Segundo as primeiras informações divulgadas pela imprensa local, o suspeito de ser autor do crime, João Cândido da Costa Junior, um jovem de 24 anos matriculado no curso de Direito da instituição de ensino, afirmou em depoimento ter usado uma faca que teria sido entregue pela vítima, o que foi descartado pela investigação do caso, assim como a versão de que o suspeito e a vítima teriam tido um relacionamento.

“A Polícia Civil trabalha com provas e o que ficou levantado até o presente momento é que a vítima, Juliana, não teve relacionamento amoroso com o suposto infrator. Ao contrário, ela impôs limites contra o tratamento que o infrator teria demonstrado em relação a ela”, afirmou a delegada responsável pelo caso, Leisaloma Carvalho, em coletiva de imprensa da Polícia Civil que aconteceu em 9 de fevereiro.

“Ficou demonstrado aqui nos autos que o infrator tentou por várias vezes aproximação com a professora de forma a extrapolar a relação ‘professor e aluno’, inclusive, Juliana, há registros, informou o aluno que aquilo era proibido e poderia inclusive causar demissão na faculdade uma vez que vai contra as normas e regimentos da faculdade qualquer tipo de relacionamento íntimo entre aluno e professor”, acrescentou a delegada.
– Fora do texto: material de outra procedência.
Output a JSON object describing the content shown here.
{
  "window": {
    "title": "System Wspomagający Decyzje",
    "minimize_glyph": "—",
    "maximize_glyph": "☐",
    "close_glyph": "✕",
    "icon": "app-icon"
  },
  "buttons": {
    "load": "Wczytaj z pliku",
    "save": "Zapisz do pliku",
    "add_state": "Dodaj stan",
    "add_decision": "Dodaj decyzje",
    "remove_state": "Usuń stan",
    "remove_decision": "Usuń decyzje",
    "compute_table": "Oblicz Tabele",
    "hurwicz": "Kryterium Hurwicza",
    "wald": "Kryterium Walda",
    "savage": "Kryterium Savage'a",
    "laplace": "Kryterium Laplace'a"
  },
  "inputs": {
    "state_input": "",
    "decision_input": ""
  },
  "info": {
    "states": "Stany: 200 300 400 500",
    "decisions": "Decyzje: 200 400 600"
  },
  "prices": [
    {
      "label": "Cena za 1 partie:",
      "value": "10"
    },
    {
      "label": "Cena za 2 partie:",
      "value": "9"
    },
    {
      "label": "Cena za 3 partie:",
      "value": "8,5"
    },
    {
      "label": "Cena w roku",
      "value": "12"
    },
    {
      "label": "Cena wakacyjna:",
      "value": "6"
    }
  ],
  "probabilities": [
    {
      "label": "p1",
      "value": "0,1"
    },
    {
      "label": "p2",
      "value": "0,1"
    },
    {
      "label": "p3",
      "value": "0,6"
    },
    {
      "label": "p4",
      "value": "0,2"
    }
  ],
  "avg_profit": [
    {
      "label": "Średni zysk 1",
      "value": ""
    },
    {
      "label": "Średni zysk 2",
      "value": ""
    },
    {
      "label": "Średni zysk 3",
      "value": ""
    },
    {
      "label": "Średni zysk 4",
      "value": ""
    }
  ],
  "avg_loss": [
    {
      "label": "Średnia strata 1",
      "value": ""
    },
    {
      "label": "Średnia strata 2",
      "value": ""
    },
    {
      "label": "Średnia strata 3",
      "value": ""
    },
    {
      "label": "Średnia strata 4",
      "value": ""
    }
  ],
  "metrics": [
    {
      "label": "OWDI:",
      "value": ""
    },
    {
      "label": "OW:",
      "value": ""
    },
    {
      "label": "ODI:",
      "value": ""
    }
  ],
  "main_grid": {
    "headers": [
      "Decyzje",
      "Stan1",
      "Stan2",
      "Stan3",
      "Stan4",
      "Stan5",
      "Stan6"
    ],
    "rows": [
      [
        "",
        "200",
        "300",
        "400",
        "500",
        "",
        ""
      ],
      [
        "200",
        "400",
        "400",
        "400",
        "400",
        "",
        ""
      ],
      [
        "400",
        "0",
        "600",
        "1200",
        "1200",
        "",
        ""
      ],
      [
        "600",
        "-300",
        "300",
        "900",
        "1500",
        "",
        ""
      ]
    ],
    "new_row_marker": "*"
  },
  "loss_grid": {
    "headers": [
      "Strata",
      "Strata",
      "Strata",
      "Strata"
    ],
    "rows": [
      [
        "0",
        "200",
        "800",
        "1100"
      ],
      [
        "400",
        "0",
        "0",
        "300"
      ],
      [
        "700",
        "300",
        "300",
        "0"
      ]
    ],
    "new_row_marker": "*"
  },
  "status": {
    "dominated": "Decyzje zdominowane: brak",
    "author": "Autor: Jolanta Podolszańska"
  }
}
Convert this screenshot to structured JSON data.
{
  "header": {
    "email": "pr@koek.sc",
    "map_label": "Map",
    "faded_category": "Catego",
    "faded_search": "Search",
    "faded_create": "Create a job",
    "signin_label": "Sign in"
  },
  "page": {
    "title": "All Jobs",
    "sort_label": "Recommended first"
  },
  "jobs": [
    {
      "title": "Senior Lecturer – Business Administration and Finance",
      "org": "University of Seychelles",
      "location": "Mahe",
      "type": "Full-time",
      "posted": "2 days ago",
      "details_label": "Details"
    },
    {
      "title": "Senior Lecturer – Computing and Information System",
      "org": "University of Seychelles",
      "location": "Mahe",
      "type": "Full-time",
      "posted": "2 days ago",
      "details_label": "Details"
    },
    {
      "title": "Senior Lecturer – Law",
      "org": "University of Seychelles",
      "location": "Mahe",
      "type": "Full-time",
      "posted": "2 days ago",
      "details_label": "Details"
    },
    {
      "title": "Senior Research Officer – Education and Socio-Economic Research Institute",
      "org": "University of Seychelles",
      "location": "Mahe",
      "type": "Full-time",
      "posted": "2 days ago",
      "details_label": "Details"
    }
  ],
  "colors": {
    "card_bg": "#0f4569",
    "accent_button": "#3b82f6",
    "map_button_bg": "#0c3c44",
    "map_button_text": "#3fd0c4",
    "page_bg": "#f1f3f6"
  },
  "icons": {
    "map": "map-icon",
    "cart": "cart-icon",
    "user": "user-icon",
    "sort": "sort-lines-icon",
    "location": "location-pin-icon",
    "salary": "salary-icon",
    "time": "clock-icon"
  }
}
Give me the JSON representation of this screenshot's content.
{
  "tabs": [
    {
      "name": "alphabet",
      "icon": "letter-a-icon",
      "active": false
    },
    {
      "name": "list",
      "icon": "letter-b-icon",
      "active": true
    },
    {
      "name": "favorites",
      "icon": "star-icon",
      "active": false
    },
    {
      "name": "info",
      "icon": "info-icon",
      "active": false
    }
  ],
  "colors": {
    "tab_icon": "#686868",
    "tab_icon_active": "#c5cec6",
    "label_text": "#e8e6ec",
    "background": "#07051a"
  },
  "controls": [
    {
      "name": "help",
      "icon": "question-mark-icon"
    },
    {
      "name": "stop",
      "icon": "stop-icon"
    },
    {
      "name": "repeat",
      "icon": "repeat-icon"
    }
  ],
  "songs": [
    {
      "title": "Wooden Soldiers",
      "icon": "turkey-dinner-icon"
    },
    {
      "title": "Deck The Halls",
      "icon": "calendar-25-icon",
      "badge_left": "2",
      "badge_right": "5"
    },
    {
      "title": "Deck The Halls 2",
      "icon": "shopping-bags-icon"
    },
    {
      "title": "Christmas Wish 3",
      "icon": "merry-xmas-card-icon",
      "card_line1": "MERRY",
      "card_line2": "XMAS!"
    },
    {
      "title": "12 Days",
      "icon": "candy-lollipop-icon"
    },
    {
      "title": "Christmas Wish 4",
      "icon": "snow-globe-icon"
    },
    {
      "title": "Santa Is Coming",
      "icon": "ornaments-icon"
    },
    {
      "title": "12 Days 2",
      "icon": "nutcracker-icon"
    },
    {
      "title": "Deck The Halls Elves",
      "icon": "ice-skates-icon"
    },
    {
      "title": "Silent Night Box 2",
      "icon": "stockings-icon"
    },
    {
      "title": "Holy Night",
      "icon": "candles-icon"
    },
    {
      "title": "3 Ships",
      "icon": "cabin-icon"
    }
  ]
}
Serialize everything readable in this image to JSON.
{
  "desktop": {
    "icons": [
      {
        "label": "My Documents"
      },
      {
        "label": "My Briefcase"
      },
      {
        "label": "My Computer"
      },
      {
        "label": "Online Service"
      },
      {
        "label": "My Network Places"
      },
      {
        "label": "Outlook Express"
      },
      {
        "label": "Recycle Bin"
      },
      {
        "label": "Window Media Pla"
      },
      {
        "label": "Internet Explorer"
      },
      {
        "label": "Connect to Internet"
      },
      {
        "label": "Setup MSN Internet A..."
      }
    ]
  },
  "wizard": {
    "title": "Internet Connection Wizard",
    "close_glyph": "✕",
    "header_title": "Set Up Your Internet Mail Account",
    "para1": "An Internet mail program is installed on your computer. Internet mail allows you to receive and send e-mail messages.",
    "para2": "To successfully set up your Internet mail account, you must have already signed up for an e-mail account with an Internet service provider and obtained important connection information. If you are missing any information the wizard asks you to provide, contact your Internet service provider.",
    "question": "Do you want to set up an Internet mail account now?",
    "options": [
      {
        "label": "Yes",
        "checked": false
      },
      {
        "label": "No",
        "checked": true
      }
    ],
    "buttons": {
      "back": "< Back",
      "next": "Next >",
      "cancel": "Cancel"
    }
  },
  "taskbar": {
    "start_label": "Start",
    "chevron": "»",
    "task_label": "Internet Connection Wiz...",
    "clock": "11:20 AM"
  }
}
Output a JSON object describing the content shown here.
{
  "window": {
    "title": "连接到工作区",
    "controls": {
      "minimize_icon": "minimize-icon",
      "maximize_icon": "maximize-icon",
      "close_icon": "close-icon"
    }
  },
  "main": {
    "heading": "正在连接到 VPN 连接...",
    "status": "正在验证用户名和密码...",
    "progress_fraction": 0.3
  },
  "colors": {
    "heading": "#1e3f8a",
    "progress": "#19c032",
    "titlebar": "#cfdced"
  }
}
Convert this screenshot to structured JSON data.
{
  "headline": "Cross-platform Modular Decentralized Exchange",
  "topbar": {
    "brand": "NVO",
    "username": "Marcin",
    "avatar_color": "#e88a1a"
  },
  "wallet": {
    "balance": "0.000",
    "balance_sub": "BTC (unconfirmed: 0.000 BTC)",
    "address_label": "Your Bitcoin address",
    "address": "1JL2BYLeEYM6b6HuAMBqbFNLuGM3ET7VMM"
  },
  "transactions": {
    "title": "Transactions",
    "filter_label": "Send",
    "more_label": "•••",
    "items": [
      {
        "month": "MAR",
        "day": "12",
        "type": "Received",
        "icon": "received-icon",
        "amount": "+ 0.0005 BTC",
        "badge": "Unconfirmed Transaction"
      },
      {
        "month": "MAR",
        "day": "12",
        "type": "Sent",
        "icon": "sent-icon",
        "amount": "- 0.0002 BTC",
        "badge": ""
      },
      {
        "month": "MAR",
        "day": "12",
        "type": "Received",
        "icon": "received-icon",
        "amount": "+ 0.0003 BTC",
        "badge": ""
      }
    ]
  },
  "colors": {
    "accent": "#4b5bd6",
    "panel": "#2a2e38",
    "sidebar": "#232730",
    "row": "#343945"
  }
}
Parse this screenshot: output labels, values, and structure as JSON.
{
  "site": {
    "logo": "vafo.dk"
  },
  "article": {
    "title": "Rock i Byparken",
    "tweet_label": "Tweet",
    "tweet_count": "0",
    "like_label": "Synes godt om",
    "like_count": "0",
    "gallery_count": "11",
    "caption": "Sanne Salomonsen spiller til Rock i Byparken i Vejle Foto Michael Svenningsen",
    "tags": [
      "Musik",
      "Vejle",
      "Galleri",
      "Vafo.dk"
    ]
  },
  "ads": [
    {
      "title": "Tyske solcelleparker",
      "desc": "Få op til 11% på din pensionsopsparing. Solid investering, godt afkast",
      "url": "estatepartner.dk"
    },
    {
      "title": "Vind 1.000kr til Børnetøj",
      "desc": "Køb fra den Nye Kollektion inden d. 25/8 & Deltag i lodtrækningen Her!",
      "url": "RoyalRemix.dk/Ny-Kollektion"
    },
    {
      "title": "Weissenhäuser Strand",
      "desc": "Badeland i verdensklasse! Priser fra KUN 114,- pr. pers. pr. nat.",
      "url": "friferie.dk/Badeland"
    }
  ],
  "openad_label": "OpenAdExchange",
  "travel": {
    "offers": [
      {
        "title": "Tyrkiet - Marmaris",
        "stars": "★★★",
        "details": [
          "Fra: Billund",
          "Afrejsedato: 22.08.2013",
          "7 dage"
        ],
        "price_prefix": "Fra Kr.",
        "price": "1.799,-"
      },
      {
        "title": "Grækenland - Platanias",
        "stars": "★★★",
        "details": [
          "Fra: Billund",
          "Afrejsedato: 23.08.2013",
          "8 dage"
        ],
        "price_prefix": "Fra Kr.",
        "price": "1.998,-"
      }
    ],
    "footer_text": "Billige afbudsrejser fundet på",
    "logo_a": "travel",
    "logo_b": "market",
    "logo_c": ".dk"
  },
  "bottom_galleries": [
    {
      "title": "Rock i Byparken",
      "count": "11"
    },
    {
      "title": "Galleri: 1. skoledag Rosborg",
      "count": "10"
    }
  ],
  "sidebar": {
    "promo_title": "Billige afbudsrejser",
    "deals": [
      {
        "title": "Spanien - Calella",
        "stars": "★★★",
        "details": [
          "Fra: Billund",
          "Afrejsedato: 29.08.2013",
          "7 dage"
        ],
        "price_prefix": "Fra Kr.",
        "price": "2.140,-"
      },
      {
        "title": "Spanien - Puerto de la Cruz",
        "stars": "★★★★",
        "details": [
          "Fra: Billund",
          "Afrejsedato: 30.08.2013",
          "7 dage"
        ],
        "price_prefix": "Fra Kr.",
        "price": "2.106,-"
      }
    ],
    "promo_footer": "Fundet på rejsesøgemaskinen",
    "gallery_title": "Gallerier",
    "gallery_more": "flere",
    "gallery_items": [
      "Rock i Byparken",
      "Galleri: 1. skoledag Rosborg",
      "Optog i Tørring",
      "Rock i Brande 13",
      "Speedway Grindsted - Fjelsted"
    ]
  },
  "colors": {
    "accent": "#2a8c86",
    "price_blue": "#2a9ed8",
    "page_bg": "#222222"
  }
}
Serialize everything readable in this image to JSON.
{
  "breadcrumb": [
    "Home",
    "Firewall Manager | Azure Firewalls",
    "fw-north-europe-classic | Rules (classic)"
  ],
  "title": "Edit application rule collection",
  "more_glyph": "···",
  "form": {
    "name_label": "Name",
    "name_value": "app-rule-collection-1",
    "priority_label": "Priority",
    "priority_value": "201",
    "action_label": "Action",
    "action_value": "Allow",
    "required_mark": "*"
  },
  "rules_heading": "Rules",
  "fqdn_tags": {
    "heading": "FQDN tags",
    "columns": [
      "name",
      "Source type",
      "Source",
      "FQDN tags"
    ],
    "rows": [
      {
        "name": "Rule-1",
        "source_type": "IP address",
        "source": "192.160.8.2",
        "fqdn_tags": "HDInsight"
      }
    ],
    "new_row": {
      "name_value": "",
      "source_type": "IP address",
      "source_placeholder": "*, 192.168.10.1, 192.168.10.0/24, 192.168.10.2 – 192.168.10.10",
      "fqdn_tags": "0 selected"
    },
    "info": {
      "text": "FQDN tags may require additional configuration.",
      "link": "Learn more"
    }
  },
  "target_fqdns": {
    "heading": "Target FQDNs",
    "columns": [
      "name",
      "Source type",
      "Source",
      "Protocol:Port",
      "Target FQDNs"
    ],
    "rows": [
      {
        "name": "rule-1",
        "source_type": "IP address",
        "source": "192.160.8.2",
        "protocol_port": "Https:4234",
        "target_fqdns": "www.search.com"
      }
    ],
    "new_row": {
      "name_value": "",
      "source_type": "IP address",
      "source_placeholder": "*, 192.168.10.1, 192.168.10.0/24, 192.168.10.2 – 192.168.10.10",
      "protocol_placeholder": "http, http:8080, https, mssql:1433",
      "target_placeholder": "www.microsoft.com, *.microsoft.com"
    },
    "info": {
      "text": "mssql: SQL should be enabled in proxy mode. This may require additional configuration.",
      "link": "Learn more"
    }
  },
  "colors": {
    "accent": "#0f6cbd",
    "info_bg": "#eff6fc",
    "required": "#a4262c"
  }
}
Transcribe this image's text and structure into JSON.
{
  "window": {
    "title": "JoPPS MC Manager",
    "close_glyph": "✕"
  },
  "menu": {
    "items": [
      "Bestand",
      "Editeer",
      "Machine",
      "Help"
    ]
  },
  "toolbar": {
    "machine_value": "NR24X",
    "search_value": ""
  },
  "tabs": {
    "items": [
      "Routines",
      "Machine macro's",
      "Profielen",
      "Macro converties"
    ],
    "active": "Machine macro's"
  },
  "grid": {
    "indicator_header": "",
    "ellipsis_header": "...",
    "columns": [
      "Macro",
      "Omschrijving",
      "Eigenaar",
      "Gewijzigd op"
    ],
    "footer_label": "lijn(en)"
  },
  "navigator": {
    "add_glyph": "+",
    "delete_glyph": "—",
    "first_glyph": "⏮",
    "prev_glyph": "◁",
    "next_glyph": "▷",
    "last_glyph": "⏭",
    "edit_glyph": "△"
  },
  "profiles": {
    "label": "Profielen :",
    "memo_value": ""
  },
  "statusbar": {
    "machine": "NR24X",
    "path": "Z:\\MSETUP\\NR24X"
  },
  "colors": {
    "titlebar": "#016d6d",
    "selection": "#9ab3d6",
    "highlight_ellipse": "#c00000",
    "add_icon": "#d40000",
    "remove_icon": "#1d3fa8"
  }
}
Inconformado com a rejeição, o suposto infrator teria se incomodado ao ver que a professora publicou na rede social uma fotografia com o namorado e enviado mensagem demonstrando um certo ciúmes ao dizer que “havia perdido para a concorrência”.

“O que fica claro até esse momento é que as investigações apontam para o fato dele não suportar a professora ter aceitado as suas investidas, [e sentir] uma frustração, por não ter sido correspondido amorosamente. É o que tudo indica com base nas provas técnicas e nos elementos de informações que obtemos. É claro que a investigação segue para que a gente possa esclarecer todos os contornos desse crime”, enfatizou.

O suspeito foi preso após o ocorrido e sua prisão foi mantida após decisão do Tribunal de Justiça de Rondônia. Ele está na Casa de Detenção José Mario Alves da Silva, em Porto Velho.

Mobilização pede justiça

Em 10 de fevereiro, centenas de pessoas participaram do ato “Justiça por Juliana Santiago”, organizado pela Unidade Popular (UP-RO) e os centros acadêmicos dos cursos de Psicologia e Direito da FIMCA.

A manifestação reuniu estudantes, professores e apoiadores que pediram responsabilização do acusado e medidas de prevenção à violência contra mulheres.

Com cartazes e palavras de ordem, muitos demonstraram indignação com o caso, exigindo a punição do acusado e denunciando a vulnerabilidade das mulheres em meio a uma ascensão de casos de feminicídio. Além disso, o ato teve outro momento em homenagem a vítima, com balões brancos e velas.